A blog formerly known as Bookishness / By Charles Matthews

"Dazzled by so many and such marvelous inventions, the people of Macondo ... became indignant over the living images that the prosperous merchant Bruno Crespi projected in the theater with the lion-head ticket windows, for a character who had died and was buried in one film and for whose misfortune tears had been shed would reappear alive and transformed into an Arab in the next one. The audience, who had paid two cents apiece to share the difficulties of the actors, would not tolerate that outlandish fraud and they broke up the seats. The mayor, at the urging of Bruno Crespi, explained in a proclamation that the cinema was a machine of illusions that did not merit the emotional outbursts of the audience. With that discouraging explanation many ... decided not to return to the movies, considering that they already had too many troubles of their own to weep over the acted-out misfortunes of imaginary beings."
--Gabriel García Márquez, One Hundred Years of Solitude

Saturday, April 5, 2025

Queer (Luca Guadagnino, 2024)

Daniel Craig in Queer

Cast: Daniel Craig, Drew Starkey, Lesley Manville, Jason Schwartzman, Henrique Zaga, Drew Droege, Andra Ursuta. Screenplay: Justin Kuritzkes, based on a novella by William S. Burroughs. Cinematography: Sayombhu Mukdeeprom. Production design: Stefano Baisi. Film editing: Marco Sosta. Music: Trent Reznor, Atticus Ross. 

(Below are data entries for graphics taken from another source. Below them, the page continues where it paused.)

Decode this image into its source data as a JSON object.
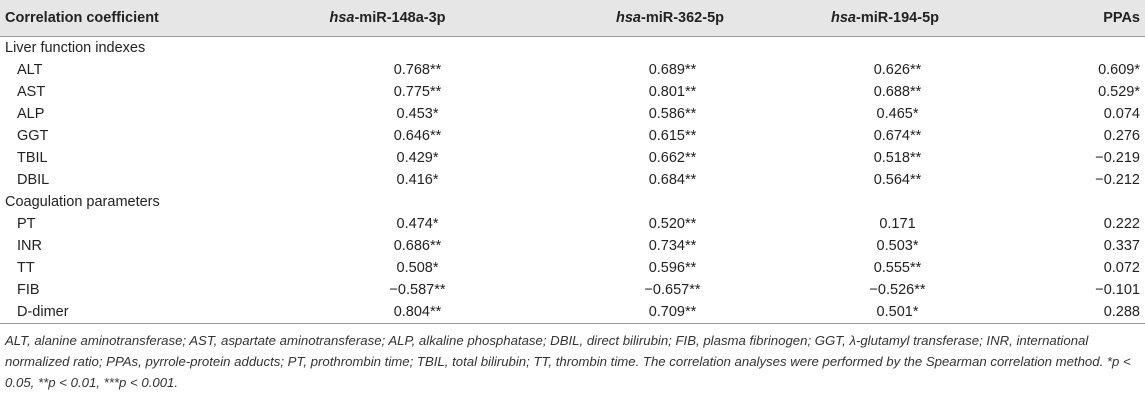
{
  "table": {
    "header": [
      {
        "plain": "Correlation coefficient"
      },
      {
        "italic": "hsa",
        "rest": "-miR-148a-3p"
      },
      {
        "italic": "hsa",
        "rest": "-miR-362-5p"
      },
      {
        "italic": "hsa",
        "rest": "-miR-194-5p"
      },
      {
        "plain": "PPAs"
      }
    ],
    "groups": [
      {
        "title": "Liver function indexes",
        "rows": [
          [
            "ALT",
            "0.768**",
            "0.689**",
            "0.626**",
            "0.609*"
          ],
          [
            "AST",
            "0.775**",
            "0.801**",
            "0.688**",
            "0.529*"
          ],
          [
            "ALP",
            "0.453*",
            "0.586**",
            "0.465*",
            "0.074"
          ],
          [
            "GGT",
            "0.646**",
            "0.615**",
            "0.674**",
            "0.276"
          ],
          [
            "TBIL",
            "0.429*",
            "0.662**",
            "0.518**",
            "−0.219"
          ],
          [
            "DBIL",
            "0.416*",
            "0.684**",
            "0.564**",
            "−0.212"
          ]
        ]
      },
      {
        "title": "Coagulation parameters",
        "rows": [
          [
            "PT",
            "0.474*",
            "0.520**",
            "0.171",
            "0.222"
          ],
          [
            "INR",
            "0.686**",
            "0.734**",
            "0.503*",
            "0.337"
          ],
          [
            "TT",
            "0.508*",
            "0.596**",
            "0.555**",
            "0.072"
          ],
          [
            "FIB",
            "−0.587**",
            "−0.657**",
            "−0.526**",
            "−0.101"
          ],
          [
            "D-dimer",
            "0.804**",
            "0.709**",
            "0.501*",
            "0.288"
          ]
        ]
      }
    ],
    "footnote": "ALT, alanine aminotransferase; AST, aspartate aminotransferase; ALP, alkaline phosphatase; DBIL, direct bilirubin; FIB, plasma fibrinogen; GGT, λ-glutamyl transferase; INR, international normalized ratio; PPAs, pyrrole-protein adducts; PT, prothrombin time; TBIL, total bilirubin; TT, thrombin time. The correlation analyses were performed by the Spearman correlation method. *p < 0.05, **p < 0.01, ***p < 0.001."
  }
}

Daniel Craig's terrific performance as the junkie exile William Lee in Luca Guadagnino's Queer makes me wish that Craig had been freed from Bondage much earlier. Whether it's enough for me to recommend the movie as anything more than an acting showcase for Craig (and for Lesley Manville in a wonderful supporting turn) is another question. It feels a little slackly paced to me, and the character of Eugene Allerton (Drew Starkey), who becomes a partner in Lee's sexual and pharmacological obsessions, remains something of a blur. Director Luca Guadagnino also persists in the "pan to the window" discretion in filming same-sex coupling that for me marred his Call Me by Your Name (2017), although he's a bit bolder about it this time. On the whole, though, Queer seems to me a solid attempt at capturing William S. Burroughs's dark tragicomic tone and vision.